The utility is led by Turner E. Campbell, the new superintendent and CEO, who was chief financial officer for more than 15 years. Brian Music, distribution manager, works with the treatment plant to keep water flowing, and distribution crews lend a hand at the plant for maintenance. William Campbell, administration manager, oversees the warehouse and purchasing. All three are also certified operators and can assist at the plant if there is an issue.

Looking ahead, a multimillion-dollar plant upgrade is in the works for 2018. Final plans are still taking shape, but the project will add two filters and retrofit the floc basins with variable-speed drives. The two settling basins without lamella plates will be retrofitted with them to improve efficiency.

If demand increases, that will require more extensive changes, such as additional pumps and the clearwell capacity. “The question is whether another utility needs help,” Compton says. If the city were to become the sole supplier to the prison, that would be a factor. Prestonsburg also sells water to the city of Martin and to the Southern Water District, which covers the southern part of Floyd County.

Staying proactive

While operations proceed day to day, the utility has dealt successfully with residents’ concerns about water quality. The utility’s website includes a page about chromium 6 (hexavalent chromium), even though it’s not an issue for Prestonsburg’s water quality.

“We were just taking an aggressive approach to a social media frenzy,” Compton says. In fall 2016, news stories reported sampling results from the EPA Unregulated Contaminant Monitoring Rule and California’s independently set low chromium limit. Customers then began asking whether chromium 6 and other substances were in the city’s water.

The webpage leads readers through a Q&A discussion of chromium, including the results of Prestonsburg’s testing and the specifics of the EPA chromium rule. “Once we put the post out there, I believe we didn’t hear anything after that,” Compton says.  

Meanwhile, last year, the utility took third place in a Kentucky water tasting contest, the first one the utility entered in Compton’s time with the city, going back to 1985. “I looked at the agenda for a conference, saw they had a best-tasting water contest and thought we should see where we stand,” Compton recalls.

It was another small triumph for a big small-town utility.

Helping students to new careers

In summer, Prestonsburg, Kentucky, runs a help program to hire young people for seasonal jobs: college students and a few new college-bound high school graduates.

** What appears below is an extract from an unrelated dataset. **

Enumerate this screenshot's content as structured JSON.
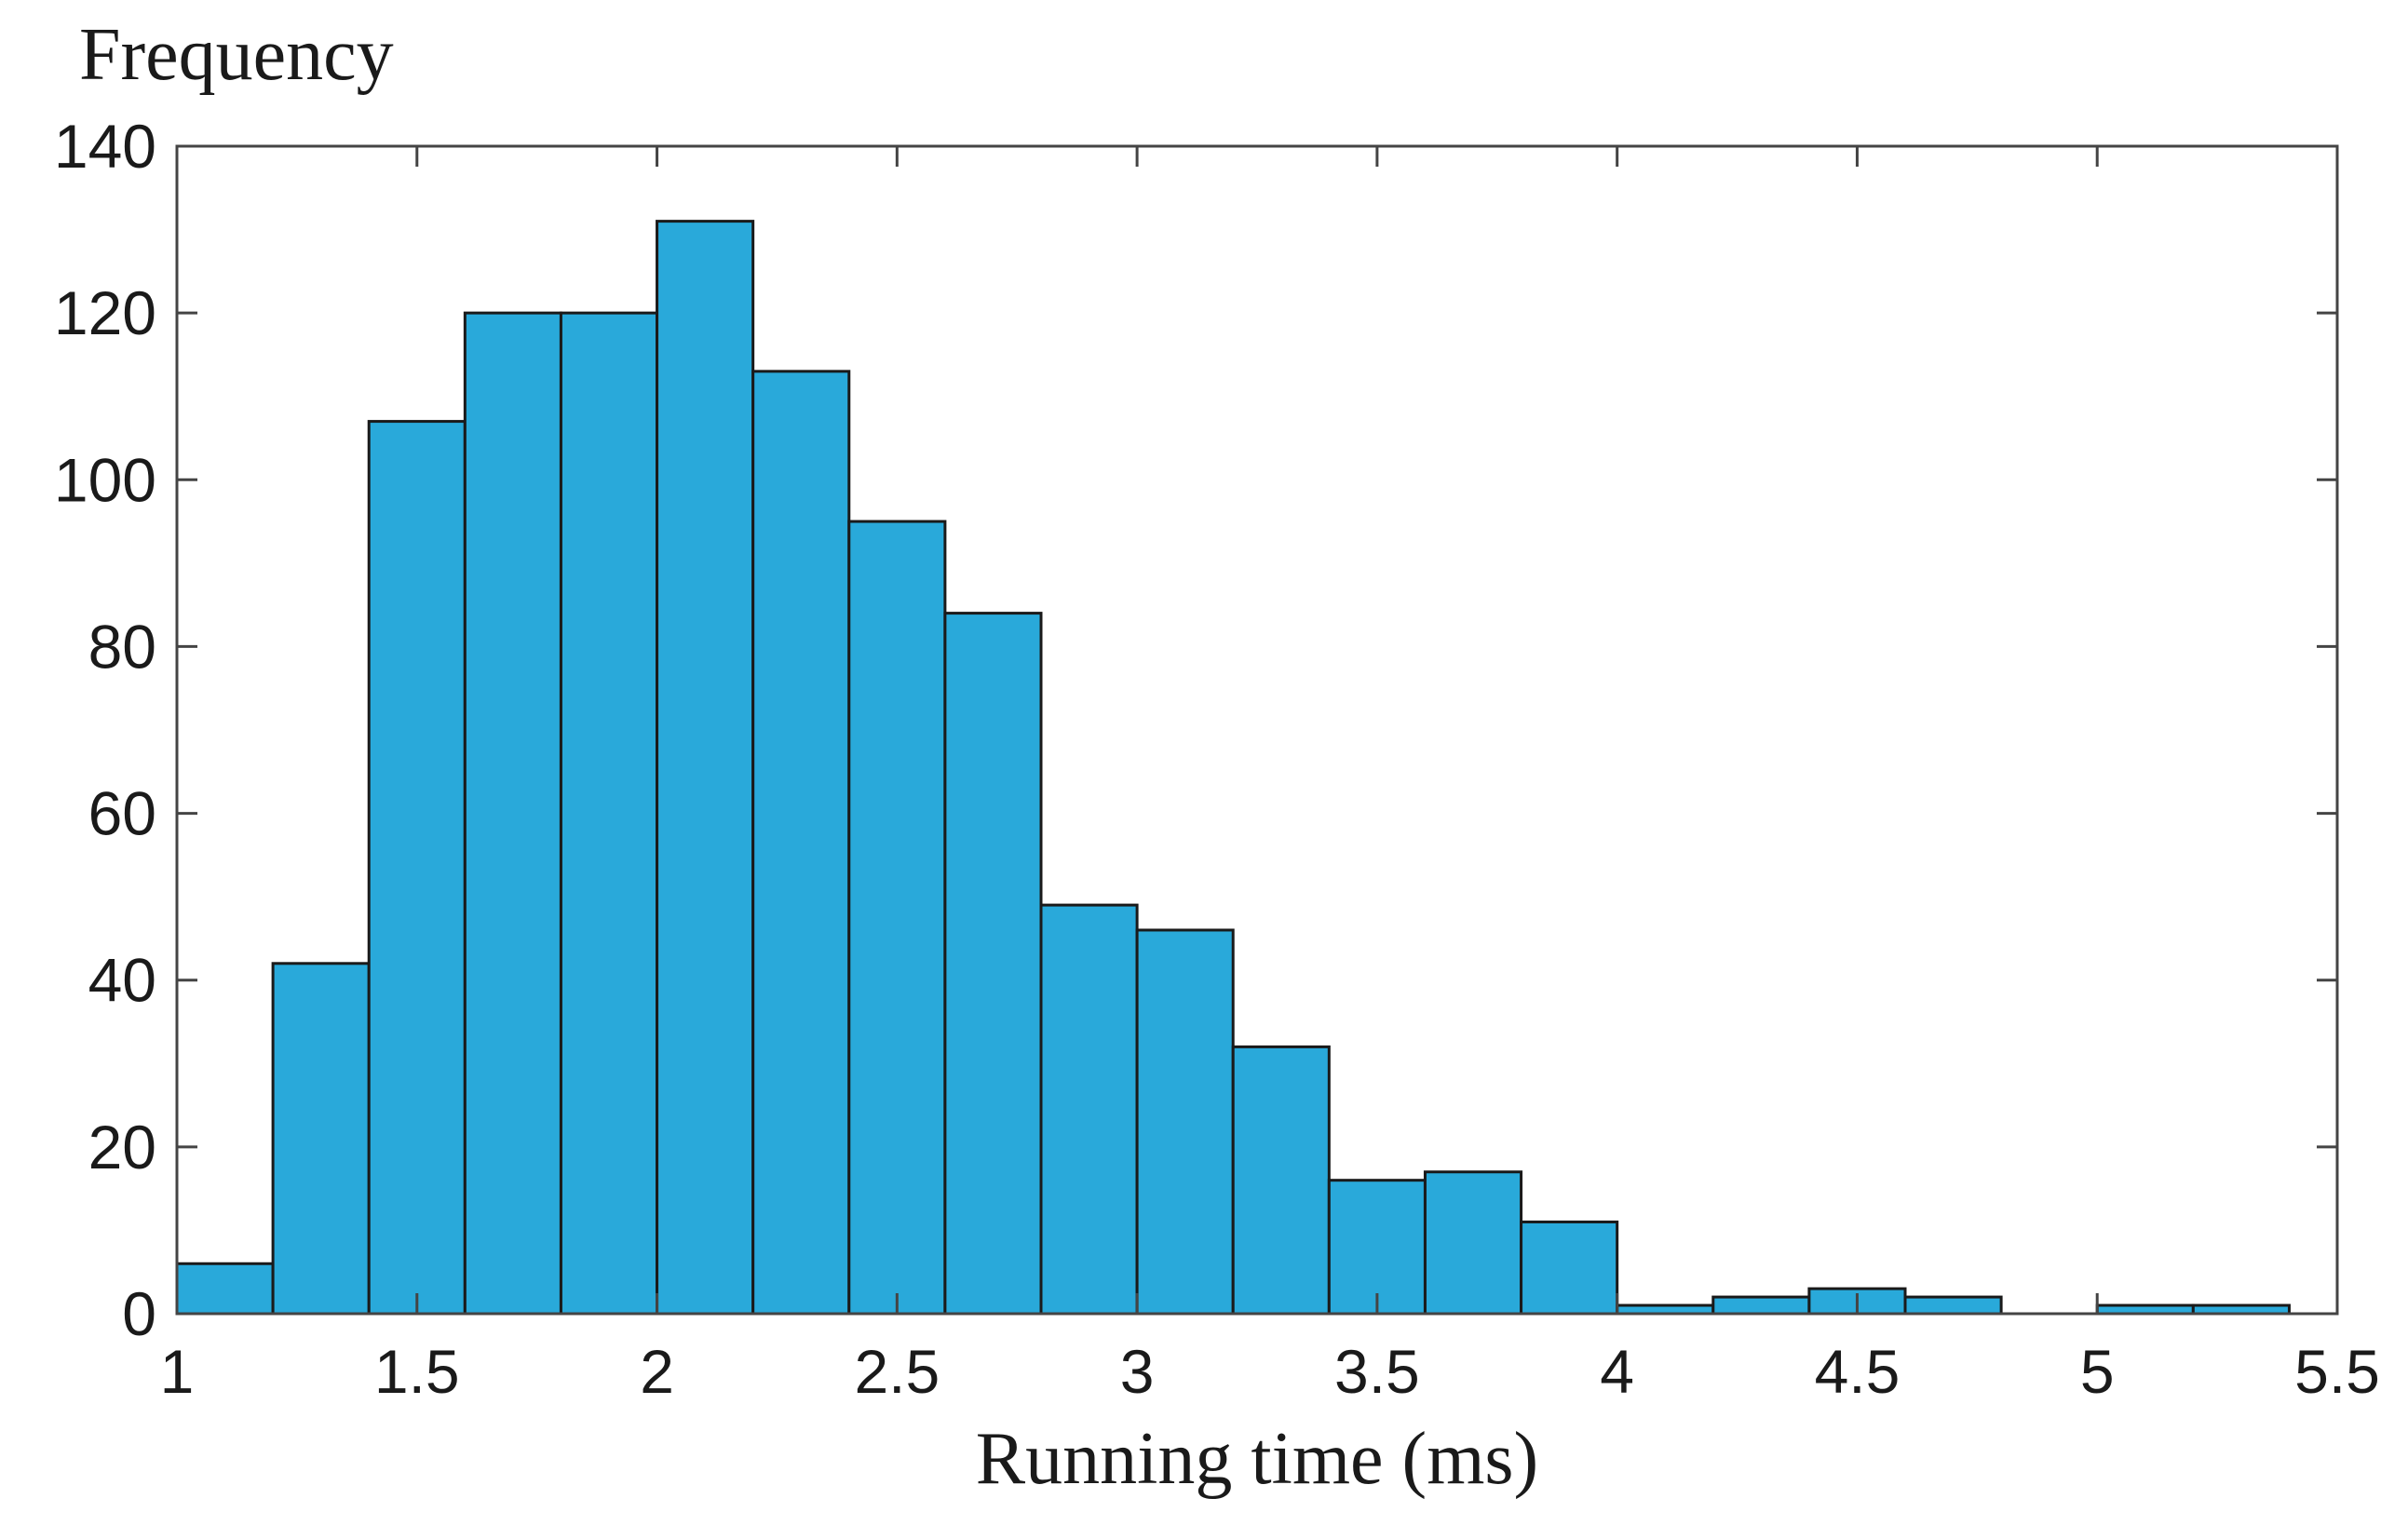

The program does more than provide summer income; it can spark students’ interest in engineering and water technology.

“If we get an application from someone who’s interested in water or wants to work at the water plant, that person will be steered toward me,” says Donald Compton, water and wastewater treatment manager. Those interested in wastewater are steered to that department.

Students rehired after their first summer have the chance to go out with workers and learn the operation in more depth. “Our current water treatment plant manager, Tim Goble, was in our summer help program for two or three years,” Compton says. The college where he studied accounting had a small water plant, and he helped run that as part of his tuition payment.

The program isn’t intended to attract only future plant operators. Usually six to eight students are hired and are spread across the utility: water plant, natural gas service, construction and other areas. Students pick up garbage, do painting and maintenance, and generally keep busy.